Compatible storage formats

You need to know the recommended formats for Hive ACID tables, and how you can access tables from Spark. The HMS translation layer checks the capabilities of a Hive client that tries to access Hive and returns an error message designed to help you resolve an access problem.

For Hive ACID, ORC is the recommended native storage format. You can insert, append, update, delete data in ORC format, but Hive ACID is not restricted to ORC. You can do insert/append operations to files in most other formats, such as text, Parquet, and AVRO. For more information about ORC, see ORC file format and Advanced ORC properties in Hive Performance Tuning.

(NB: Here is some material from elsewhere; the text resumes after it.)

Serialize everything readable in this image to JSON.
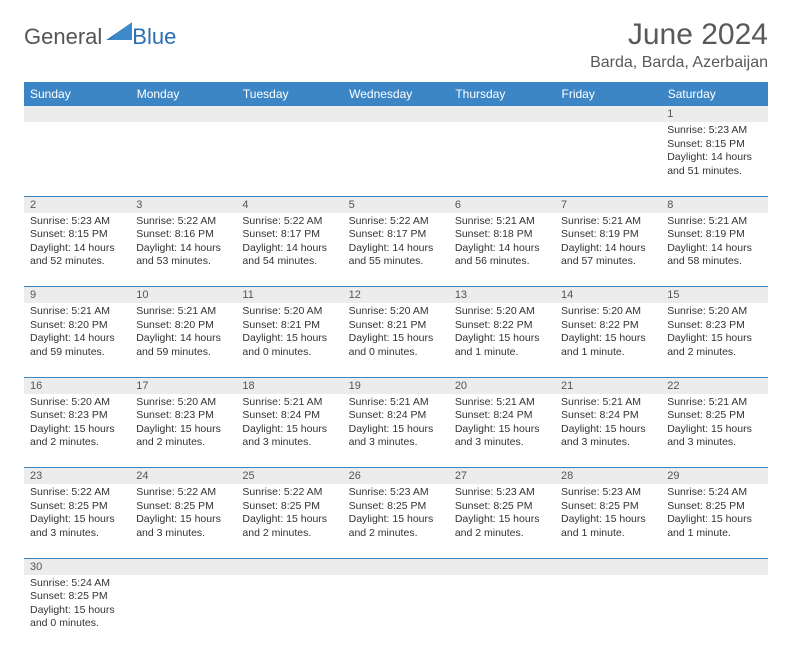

Spark is not natively compatible with ACID tables. You need to use Hive Warehouse Connector (HWC) to read Hive ACID tables from the Hive metastore. There are two modes for HWC: JDBC mode and Direct Reader mode. The HMS translation layer prevents Spark from accessing Hive tables.

The HMS translation layer checks each client connection to determine the capabilities of the client. For example, HMS checks whether or not the client supports ORC and transactional tables. When a Spark client talks to the metastore, it can bypass HiveServer (HS2). Some operations, such as Direct Reader and Hive Streaming, go to Hive directly through HMS and reveal its capabilities to the HMS translation layer. If Spark does not have a connection to HWC associated, when the Spark user tries to get information about the ACID table, the query fails. The HMS translation layer determines that Spark without HWC does not have the required capabilities to access ACID tables, and gives you an error.